Zdobyłeś 4 bramki i zanotowałeś 11 asyst w 25 meczach. Jak na debiutanta, to całkiem dobry wynik.
– Dochodziły mnie słuchy i ludzie mówili mi wprost, że pod względem punktowym naprawdę nie wyglądam źle. Zwłaszcza, że był to mój pierwszy sezon na tym poziomie rozgrywkowym.
Nie było propozycji od innych klubów?
– Propozycji z ekstraklasy nie było. Jest już praktycznie styczeń, więc kluby szukają sobie na play-offy zawodników z Kanady czy Amerykanów z dobrym CV, więc było pod tym względem ciężko. Jakby to był początek sezonu, to zapewne byłoby mi o wiele łatwiej znaleźć klub. Pojawiły się oferty z pierwszej ligi słowackiej, z Polski i z pierwszej ligi czeskiej.
Dlaczego wybrałeś Spartak i co chcesz w nim osiągnąć?

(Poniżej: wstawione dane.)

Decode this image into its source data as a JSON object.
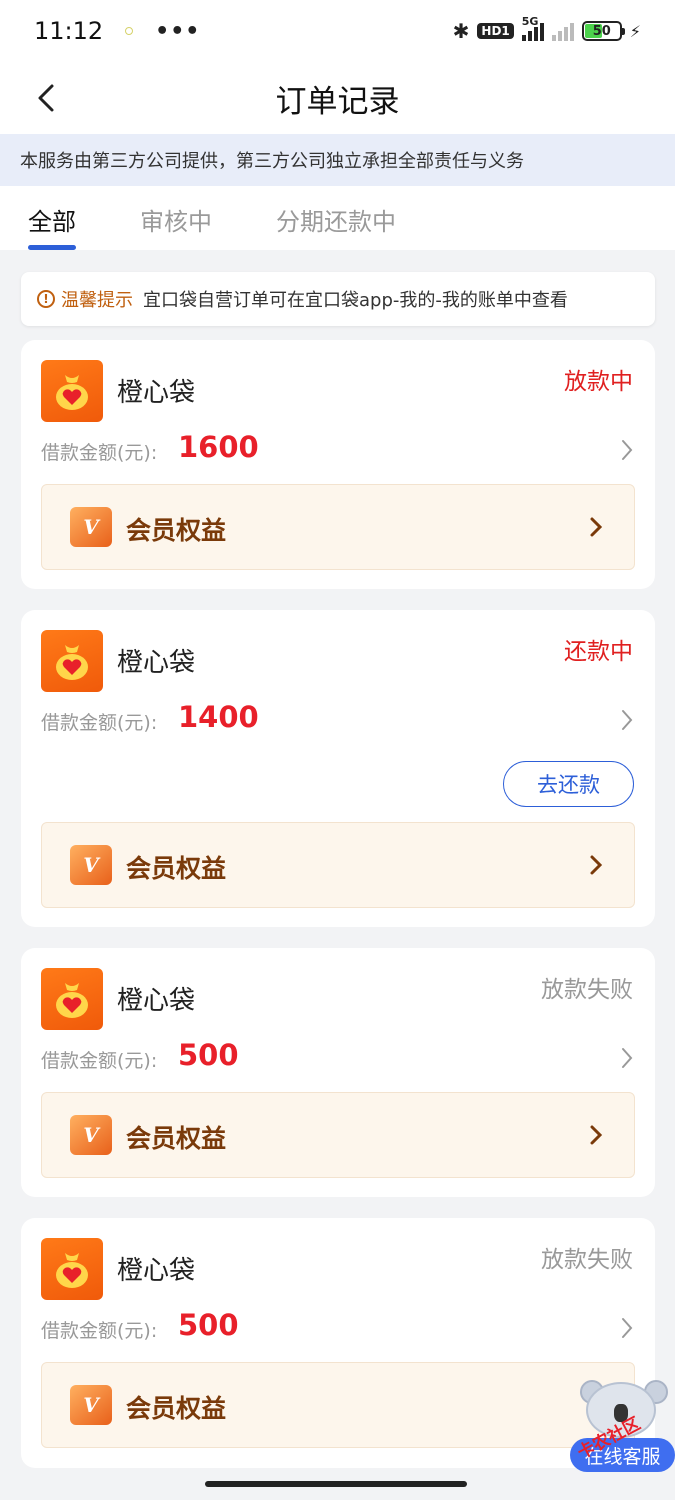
{
  "status_bar": {
    "time": "11:12",
    "more": "•••",
    "hd_badge": "HD1",
    "network": "5G",
    "battery": "50"
  },
  "nav": {
    "title": "订单记录"
  },
  "notice": {
    "text": "本服务由第三方公司提供，第三方公司独立承担全部责任与义务"
  },
  "tabs": [
    {
      "label": "全部",
      "active": true
    },
    {
      "label": "审核中",
      "active": false
    },
    {
      "label": "分期还款中",
      "active": false
    }
  ],
  "tip": {
    "label": "温馨提示",
    "text": "宜口袋自营订单可在宜口袋app-我的-我的账单中查看"
  },
  "orders": [
    {
      "brand": "橙心袋",
      "status": "放款中",
      "amount_label": "借款金额(元):",
      "amount": "1600",
      "vip_label": "会员权益"
    },
    {
      "brand": "橙心袋",
      "status": "还款中",
      "amount_label": "借款金额(元):",
      "amount": "1400",
      "action": "去还款",
      "vip_label": "会员权益"
    },
    {
      "brand": "橙心袋",
      "status": "放款失败",
      "amount_label": "借款金额(元):",
      "amount": "500",
      "vip_label": "会员权益"
    },
    {
      "brand": "橙心袋",
      "status": "放款失败",
      "amount_label": "借款金额(元):",
      "amount": "500",
      "vip_label": "会员权益"
    }
  ],
  "service": {
    "label": "在线客服",
    "stamp": "卡农社区"
  },
  "colors": {
    "accent": "#2d5fd8",
    "status_red": "#e02020",
    "amount_red": "#e8202a",
    "brand_orange": "#f05a0a"
  },
  "icons": {
    "logo": "heart-bag-icon",
    "vip": "vip-badge-icon",
    "back": "back-arrow-icon",
    "chevron": "chevron-right-icon"
  }
}
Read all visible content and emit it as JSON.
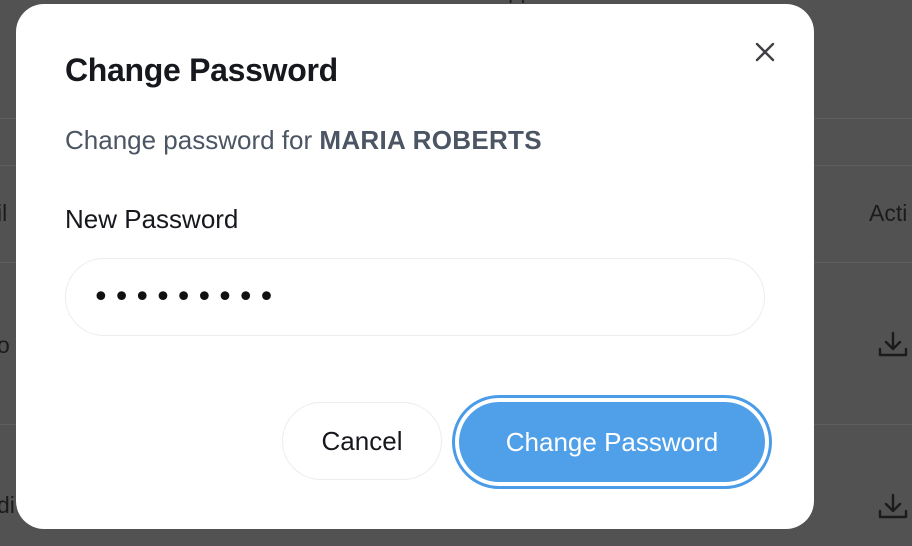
{
  "background": {
    "top_partial_text": "Fl",
    "left_partial_texts": [
      "il",
      "o",
      "di"
    ],
    "right_header_partial": "Acti",
    "row_icons": [
      "download-icon",
      "download-icon"
    ]
  },
  "modal": {
    "title": "Change Password",
    "close_icon": "close-icon",
    "subtitle_prefix": "Change password for ",
    "user_name": "MARIA ROBERTS",
    "field_label": "New Password",
    "password_value": "•••••••••",
    "cancel_label": "Cancel",
    "submit_label": "Change Password",
    "colors": {
      "primary": "#4f9fe9",
      "focus_ring": "#4a9be8",
      "title_text": "#16181d",
      "muted_text": "#4b5563"
    }
  }
}
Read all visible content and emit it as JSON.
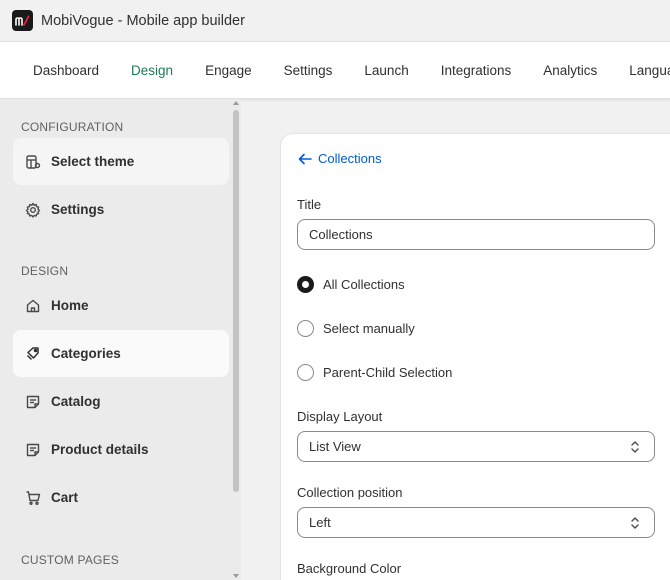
{
  "app": {
    "title": "MobiVogue - Mobile app builder",
    "logo_text": "m/"
  },
  "topnav": {
    "items": [
      {
        "label": "Dashboard"
      },
      {
        "label": "Design"
      },
      {
        "label": "Engage"
      },
      {
        "label": "Settings"
      },
      {
        "label": "Launch"
      },
      {
        "label": "Integrations"
      },
      {
        "label": "Analytics"
      },
      {
        "label": "Language"
      }
    ],
    "active": "Design"
  },
  "sidebar": {
    "configuration_label": "CONFIGURATION",
    "design_label": "DESIGN",
    "custom_pages_label": "CUSTOM PAGES",
    "items": [
      {
        "label": "Select theme",
        "icon": "theme-icon"
      },
      {
        "label": "Settings",
        "icon": "gear-icon"
      },
      {
        "label": "Home",
        "icon": "home-icon"
      },
      {
        "label": "Categories",
        "icon": "tag-icon"
      },
      {
        "label": "Catalog",
        "icon": "catalog-icon"
      },
      {
        "label": "Product details",
        "icon": "product-details-icon"
      },
      {
        "label": "Cart",
        "icon": "cart-icon"
      }
    ],
    "active": "Categories"
  },
  "main": {
    "back_label": "Collections",
    "title_label": "Title",
    "title_value": "Collections",
    "radio_options": [
      {
        "label": "All Collections",
        "checked": true
      },
      {
        "label": "Select manually",
        "checked": false
      },
      {
        "label": "Parent-Child Selection",
        "checked": false
      }
    ],
    "display_layout_label": "Display Layout",
    "display_layout_value": "List View",
    "collection_position_label": "Collection position",
    "collection_position_value": "Left",
    "background_color_label": "Background Color"
  },
  "colors": {
    "accent_nav": "#1d7a57",
    "link": "#005bd3"
  }
}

– Chcę w Spartaku wrócić do swojej normalnej gry, bo przez ostatni czas mało grałem i moja pewność siebie poszła w dół. Wrócić do tego, co było i czekać na szansę od Dukli Trenczyn, bo Spartak Dubnica jest jej zespołem farmerskim.
Cóż, chcę dobrze grać, pomóc drużynie i zajść jak najdalej. A jak się trafi okazja, to pokazać się z dobrej strony w Trenczynie.
Rozmawiał: Sebastian Królicki
Komentarze
Lista komentarzy
narut
szkoda, że nie do pierwszej ligi czeskiej (!) z prawdziwą perspektywą rozwoju ...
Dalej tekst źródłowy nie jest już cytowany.